Why is the contagion so limited? I asked that question of Dennis Kelleher, a co-founder of Better Markets, a nonprofit that advocates for financial regulation in the public interest. “The only reason we do not currently have a financial crisis, with a crash and with bailouts, is because regulators have withstood enormous pressure to allow interconnection and linkages between the crypto activities and the core of the financial and banking system,” he said. Because of their regulators’ stance, American banks are not collateralizing loans with cryptocurrencies, for instance. They are not freely trading crypto derivatives.

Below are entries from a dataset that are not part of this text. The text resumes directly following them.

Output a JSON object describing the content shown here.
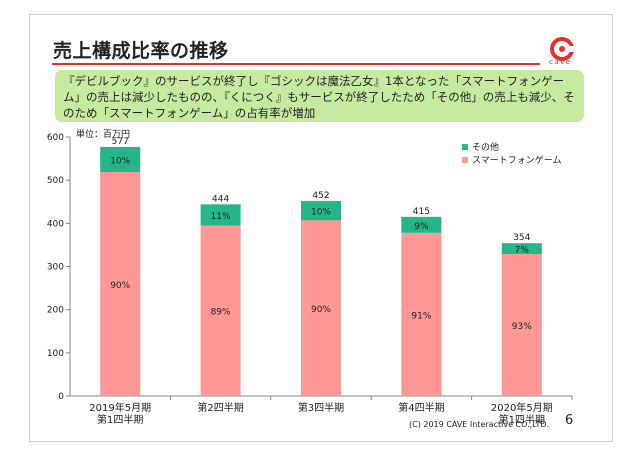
{
  "slide": {
    "title": "売上構成比率の推移",
    "note": "『デビルブック』のサービスが終了し『ゴシックは魔法乙女』1本となった「スマートフォンゲーム」の売上は減少したものの、『くにつく』もサービスが終了したため「その他」の売上も減少、そのため「スマートフォンゲーム」の占有率が増加",
    "logo_text": "cave",
    "footer": "(C) 2019 CAVE Interactive CO.,LTD.",
    "page_number": "6",
    "colors": {
      "accent": "#e9302e",
      "note_bg": "#c5eaa0"
    }
  },
  "chart_data": {
    "type": "bar",
    "stacked": true,
    "unit_label": "単位：百万円",
    "categories": [
      [
        "2019年5月期",
        "第1四半期"
      ],
      [
        "第2四半期"
      ],
      [
        "第3四半期"
      ],
      [
        "第4四半期"
      ],
      [
        "2020年5月期",
        "第1四半期"
      ]
    ],
    "totals": [
      577,
      444,
      452,
      415,
      354
    ],
    "series": [
      {
        "name": "スマートフォンゲーム",
        "color": "#ff9796",
        "values": [
          519,
          395,
          407,
          378,
          329
        ],
        "labels": [
          "90%",
          "89%",
          "90%",
          "91%",
          "93%"
        ]
      },
      {
        "name": "その他",
        "color": "#25b58a",
        "values": [
          58,
          49,
          45,
          37,
          25
        ],
        "labels": [
          "10%",
          "11%",
          "10%",
          "9%",
          "7%"
        ]
      }
    ],
    "ylim": [
      0,
      600
    ],
    "yticks": [
      0,
      100,
      200,
      300,
      400,
      500,
      600
    ],
    "legend_order": [
      "その他",
      "スマートフォンゲーム"
    ],
    "legend_position": "top-right"
  }
}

Meanwhile, an aversion to U.S. regulation has kept crypto businesses, many of which are based offshore, from getting more deeply involved in American finance. “If you are registered with the SEC and regulated by the SEC, you are required to have segregation of customer accounts,” Kelleher explained. “You’re required to have books and records. You’re required to have codes of conduct that include prohibitions on or identification of conflicts of interest. You’re prohibited from commingling funds. You’re required to have margin capital, and you have liquidity requirements.” Crypto companies “did not want that,” Kelleher said. He added: “It’s a Ponzi scheme. When there was tulip mania, at least when you lost all your money, you still had a tulip.”
Hays told me that members of Congress should keep the FTX debacle—and its so far limited impact—in mind when considering how to regulate crypto in the future. “The debate has centered around this idea that we need to foster special regulations for this new and growing industry,” he said. “Policy makers on both sides of the aisle really should be thinking about getting it right.”
A lack of financial contagion does not mean a lack of financial harm. The FTX collapse has caused billions of dollars of losses, and the crypto sell-off is clobbering the many small-scale investors who put a bit of cash into the volatile, moon-shot asset in the past few years. At least those kitchen-table investors are not being asked to bail out businesses caught making risky bets and misappropriating their clients’ funds.